Piotr Miliński, menedżer rynków zagranicznych w Quercusie TFI, szacuje, że wzrost gospodarczy w USA w IV kwartale przekroczy 3 proc. oraz że nic nie wskazuje dziś na wyraźne spowolnienie tamtejszej gospodarki, która w przyszłym roku ma urosnąć o kolejne minimum 2,5 proc. wzrostu. Miliński jest w związku z tym spokojny o amerykański rynek akcji. – Sporo mówi się o wycenach spółek technologicznych, natomiast małe i średnie amerykańskie spółki notowane są na wskaźnikach wycen niemal dokładnie na historycznej miedianie – zauważa. Jak dodaje, polityka Trumpa może być szczególnie korzystna dla tej wielkości firm. – Nie ma powodów, by przestać liczyć na miękkie lądowanie amerykańskiej gospodarki i mimo około 30-proc. wzrostu S&P 500 w tym roku nie odżegnujemy się od rynku USA – zapewnia Miliński. Zwraca też uwagę na wciąż silną konsumpcję oraz brak sygnałów recesji gospodarczej. Inflacja w USA w przyszłym roku ma zmieścić się między 2,5 a 3 proc. – Ryzyko leży w kryzysie mieszkaniowym – zauważa Miliński. Jego zdaniem dzisiejsze wyceny spółek technologicznych można uzasadnić fundamentalnie. – Segment SI nie powiedział jeszcze ostatniego słowa, natomiast reprezentujemy umiarkowany optymizm wobec amerykańskich akcji, ewentualną zmienność będziemy wykorzystywać do budowy pozycji, aczkolwiek nie jest to czas, żeby kupować amerykańskie akcje pod korek – twierdzi Miliński.

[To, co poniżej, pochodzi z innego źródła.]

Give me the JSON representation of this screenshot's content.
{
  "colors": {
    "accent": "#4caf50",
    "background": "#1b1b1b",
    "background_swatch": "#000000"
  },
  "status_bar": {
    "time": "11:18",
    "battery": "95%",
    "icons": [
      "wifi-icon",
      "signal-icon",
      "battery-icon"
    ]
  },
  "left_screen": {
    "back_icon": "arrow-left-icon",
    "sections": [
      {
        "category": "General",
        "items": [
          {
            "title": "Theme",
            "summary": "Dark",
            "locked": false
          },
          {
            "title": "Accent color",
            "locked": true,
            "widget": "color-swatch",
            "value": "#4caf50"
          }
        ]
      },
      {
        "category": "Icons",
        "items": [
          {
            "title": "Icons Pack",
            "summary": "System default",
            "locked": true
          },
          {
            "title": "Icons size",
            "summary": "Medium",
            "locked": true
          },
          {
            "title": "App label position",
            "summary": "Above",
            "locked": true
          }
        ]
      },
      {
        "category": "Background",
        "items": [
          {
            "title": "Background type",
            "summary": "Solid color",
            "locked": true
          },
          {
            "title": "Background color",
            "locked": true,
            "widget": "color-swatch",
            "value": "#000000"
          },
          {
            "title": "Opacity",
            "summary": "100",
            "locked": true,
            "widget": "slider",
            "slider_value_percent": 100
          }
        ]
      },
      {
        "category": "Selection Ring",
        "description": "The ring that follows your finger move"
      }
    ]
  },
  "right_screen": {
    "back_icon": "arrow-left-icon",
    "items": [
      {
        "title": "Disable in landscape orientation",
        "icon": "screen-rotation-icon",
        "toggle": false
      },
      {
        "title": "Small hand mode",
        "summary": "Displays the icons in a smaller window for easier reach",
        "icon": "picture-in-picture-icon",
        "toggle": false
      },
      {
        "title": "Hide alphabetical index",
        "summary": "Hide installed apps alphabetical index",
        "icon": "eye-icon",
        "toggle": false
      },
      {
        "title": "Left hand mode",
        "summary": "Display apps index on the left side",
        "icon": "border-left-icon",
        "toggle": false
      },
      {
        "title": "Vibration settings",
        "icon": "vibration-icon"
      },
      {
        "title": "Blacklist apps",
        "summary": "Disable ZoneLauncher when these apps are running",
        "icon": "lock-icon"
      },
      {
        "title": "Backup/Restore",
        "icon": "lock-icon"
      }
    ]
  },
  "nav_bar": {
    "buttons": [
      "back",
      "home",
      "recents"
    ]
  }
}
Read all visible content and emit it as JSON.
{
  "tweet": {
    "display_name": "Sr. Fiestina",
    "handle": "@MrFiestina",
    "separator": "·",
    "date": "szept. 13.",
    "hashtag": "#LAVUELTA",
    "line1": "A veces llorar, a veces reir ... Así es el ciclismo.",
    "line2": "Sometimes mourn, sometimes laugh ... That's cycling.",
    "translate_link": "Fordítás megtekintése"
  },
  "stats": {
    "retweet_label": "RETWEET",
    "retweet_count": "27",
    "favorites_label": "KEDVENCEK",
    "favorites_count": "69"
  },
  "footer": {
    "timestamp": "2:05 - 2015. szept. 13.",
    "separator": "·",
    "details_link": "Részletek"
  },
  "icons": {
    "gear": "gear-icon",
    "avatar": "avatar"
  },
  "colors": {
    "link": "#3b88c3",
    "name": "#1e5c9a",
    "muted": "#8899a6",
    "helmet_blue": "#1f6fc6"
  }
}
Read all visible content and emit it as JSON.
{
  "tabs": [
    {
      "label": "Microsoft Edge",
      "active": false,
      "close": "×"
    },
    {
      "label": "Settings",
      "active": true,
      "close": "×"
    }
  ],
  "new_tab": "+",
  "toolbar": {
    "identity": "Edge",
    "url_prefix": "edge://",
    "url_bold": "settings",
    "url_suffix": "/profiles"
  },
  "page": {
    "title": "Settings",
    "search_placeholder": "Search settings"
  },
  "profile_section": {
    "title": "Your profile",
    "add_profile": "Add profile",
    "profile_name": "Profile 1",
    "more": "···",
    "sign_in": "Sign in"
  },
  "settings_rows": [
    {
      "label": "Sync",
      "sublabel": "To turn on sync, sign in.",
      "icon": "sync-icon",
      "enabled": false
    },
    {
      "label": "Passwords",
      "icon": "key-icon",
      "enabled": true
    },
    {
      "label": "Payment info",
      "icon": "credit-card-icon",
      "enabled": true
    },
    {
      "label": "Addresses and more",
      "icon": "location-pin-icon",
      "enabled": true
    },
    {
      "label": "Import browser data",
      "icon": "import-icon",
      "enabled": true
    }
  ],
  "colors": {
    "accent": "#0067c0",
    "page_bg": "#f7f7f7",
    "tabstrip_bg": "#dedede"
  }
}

Buczek przyznaje, że polski rynek akcji w tym roku zachował się podobnie do założeń sprzed roku, ale rynek amerykański wypadł znacznie lepiej. – Wyceny polskich spółek są na ogół niskie i widzimy szereg firm, które mają potencjał wzrostowy od kilkunastu do nawet kilkudziesięciu procent. Nie widzę jednak przykładów firm, które mogłyby zyskać przykładowo 100 proc. – przyznaje Buczek. – Jest tanio, a nastroje mało optymistyczne, a to dobry prognostyk. Z drugiej strony mamy wskazujący na koniec wzrostów po dwóch latach cyklu Kitchina, który w odniesieniu do GPW nie sprawdził się tylko raz i to nie będzie pomagać w 2025 r. – twierdzi Buczek. Według niego istnieje „wysokie prawdopodobieństwo”, że wojna w Ukrainie zakończy się w 2025 r. – Wówczas zachodni inwestorzy mogą sobie przypomnieć o Polsce i to może nam sprawić miłe niespodzianki zarówno na rynku akcji, jak też obligacji czy walutowym. Polska mogłaby być przez dłuższy moment silniejsza od innych rynków. Na razie jednak takiego katalizatora brak – zaznacza Buczek. Jak ocenia, duet Donald Trump–Elon Musk może być dość nieobliczalny, a to dodatkowy impuls do rynkowej zmienności.
Według prezesa Quercusa TFI metale szlachetne po roku tak mocnych wzrostów w 2025 r. mogą zyskać ledwie kilka procent.